• Samsara ist leidhaft. Glück erzeugt Leid, Leid erzeugt Leid, Stagnation erzeugt Langeweile und Leid. Darum ist der buddhistische Weg auch ein Weg der Enttäuschungen. Samsara ist kein Bereich, in dem es je – weder persönlich noch gesellschaftlich – auf lange Sicht irgendwie "besser" werden könnte. Wird ein Problem gelöst, kommen zehn neue zutage. Die Krisen unserer Tage sind die Konsequenzen der vergangenen Handlungen. Unsere jetzigen Handlungen evozieren künftige Krisen und Probleme: Karma. Und daran wird sich auch nichts ändern. Ist eine Krise scheinbar bewältigt, folgen zehn weitere nach. Menschen eben.

    Das ist denn doch nur der Abendwind, der heute mit ordentlich verständlichen Worten flüstert.

  • Ist das deine Überzeugung oder aus einem Text zitiert?

    Ich Frage, weil ich mich an einen Beitrag von dir erinnere,

    in dem du dich eher positiv über die Welt äußerst.
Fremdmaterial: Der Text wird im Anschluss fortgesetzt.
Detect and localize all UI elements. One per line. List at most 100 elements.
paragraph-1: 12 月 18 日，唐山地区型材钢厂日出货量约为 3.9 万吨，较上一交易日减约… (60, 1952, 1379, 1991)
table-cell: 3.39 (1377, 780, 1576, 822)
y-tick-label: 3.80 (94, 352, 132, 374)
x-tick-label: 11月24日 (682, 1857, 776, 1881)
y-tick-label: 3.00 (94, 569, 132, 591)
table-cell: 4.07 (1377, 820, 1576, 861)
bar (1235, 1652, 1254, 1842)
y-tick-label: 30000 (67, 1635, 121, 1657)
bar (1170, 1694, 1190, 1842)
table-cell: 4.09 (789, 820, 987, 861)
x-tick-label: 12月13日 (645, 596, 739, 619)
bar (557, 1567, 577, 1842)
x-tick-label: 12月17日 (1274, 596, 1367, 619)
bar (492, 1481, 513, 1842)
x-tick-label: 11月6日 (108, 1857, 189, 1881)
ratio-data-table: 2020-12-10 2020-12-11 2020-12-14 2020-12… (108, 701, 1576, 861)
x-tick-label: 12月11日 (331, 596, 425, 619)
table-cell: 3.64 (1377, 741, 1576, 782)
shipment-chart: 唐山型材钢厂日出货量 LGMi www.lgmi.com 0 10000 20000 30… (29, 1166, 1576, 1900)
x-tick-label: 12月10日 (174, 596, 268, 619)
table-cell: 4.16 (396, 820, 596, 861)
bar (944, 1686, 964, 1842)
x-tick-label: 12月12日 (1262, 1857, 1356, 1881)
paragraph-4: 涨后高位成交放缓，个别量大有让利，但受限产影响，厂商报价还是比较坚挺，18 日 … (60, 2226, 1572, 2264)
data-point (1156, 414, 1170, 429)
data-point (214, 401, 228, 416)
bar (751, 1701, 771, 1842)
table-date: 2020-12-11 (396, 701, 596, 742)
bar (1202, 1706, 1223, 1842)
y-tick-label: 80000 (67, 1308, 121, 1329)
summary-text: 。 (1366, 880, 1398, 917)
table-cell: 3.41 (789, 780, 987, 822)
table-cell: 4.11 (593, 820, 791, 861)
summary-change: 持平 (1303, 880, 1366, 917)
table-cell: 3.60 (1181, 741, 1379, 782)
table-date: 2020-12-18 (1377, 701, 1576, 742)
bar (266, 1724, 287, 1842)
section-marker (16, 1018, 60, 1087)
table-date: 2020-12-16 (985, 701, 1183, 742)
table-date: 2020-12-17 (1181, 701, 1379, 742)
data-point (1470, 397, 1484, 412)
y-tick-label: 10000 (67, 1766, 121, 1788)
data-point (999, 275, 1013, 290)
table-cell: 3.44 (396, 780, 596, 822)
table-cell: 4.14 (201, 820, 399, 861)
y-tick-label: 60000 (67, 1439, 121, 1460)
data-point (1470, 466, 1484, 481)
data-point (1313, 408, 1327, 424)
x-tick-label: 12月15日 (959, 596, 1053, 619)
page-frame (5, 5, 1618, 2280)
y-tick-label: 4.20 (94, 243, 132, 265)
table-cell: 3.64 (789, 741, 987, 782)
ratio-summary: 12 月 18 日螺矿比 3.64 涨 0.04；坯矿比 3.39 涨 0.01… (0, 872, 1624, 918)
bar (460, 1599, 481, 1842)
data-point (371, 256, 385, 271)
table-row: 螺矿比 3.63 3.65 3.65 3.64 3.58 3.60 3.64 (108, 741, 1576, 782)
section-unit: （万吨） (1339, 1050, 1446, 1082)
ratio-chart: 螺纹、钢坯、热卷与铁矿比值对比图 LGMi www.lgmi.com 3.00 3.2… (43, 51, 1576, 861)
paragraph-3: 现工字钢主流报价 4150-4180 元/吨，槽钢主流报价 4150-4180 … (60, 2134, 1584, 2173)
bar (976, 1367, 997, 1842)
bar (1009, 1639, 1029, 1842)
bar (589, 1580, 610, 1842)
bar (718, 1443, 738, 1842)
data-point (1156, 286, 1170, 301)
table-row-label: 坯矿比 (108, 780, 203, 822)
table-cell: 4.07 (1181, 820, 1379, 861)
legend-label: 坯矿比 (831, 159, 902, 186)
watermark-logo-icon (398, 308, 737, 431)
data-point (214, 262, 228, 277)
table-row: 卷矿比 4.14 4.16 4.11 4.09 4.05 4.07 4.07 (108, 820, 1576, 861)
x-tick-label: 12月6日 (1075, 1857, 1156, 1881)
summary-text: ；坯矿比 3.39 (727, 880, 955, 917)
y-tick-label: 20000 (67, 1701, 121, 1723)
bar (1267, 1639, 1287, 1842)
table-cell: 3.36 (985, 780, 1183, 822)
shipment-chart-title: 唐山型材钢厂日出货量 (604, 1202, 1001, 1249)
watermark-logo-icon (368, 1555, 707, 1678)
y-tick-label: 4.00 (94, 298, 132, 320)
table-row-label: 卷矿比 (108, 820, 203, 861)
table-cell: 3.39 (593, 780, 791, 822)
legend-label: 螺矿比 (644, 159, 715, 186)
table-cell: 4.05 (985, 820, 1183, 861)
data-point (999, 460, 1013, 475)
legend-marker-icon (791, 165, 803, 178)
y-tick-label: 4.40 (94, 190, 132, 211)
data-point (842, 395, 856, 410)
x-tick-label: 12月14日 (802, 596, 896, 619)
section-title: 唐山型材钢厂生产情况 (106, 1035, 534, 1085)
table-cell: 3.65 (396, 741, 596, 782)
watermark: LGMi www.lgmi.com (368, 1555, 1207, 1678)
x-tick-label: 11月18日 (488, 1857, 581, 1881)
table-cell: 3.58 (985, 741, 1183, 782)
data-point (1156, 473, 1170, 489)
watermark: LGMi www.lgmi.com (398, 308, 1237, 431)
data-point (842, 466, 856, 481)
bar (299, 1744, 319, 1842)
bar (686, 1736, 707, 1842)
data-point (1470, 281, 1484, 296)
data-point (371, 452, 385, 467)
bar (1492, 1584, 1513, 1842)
    denn alles, was entsteht, ist wert, dass es zugrunde geht, drum besser wär's, dass nichts entstünde.


    (Goethes Faust)

  • Ist das deine Überzeugung oder aus einem Text zitiert?

    Seit etwa einem Jahr tendiere ich mehr und mehr zu dieser Auffassung. Der Beitrag ist kein Zitat.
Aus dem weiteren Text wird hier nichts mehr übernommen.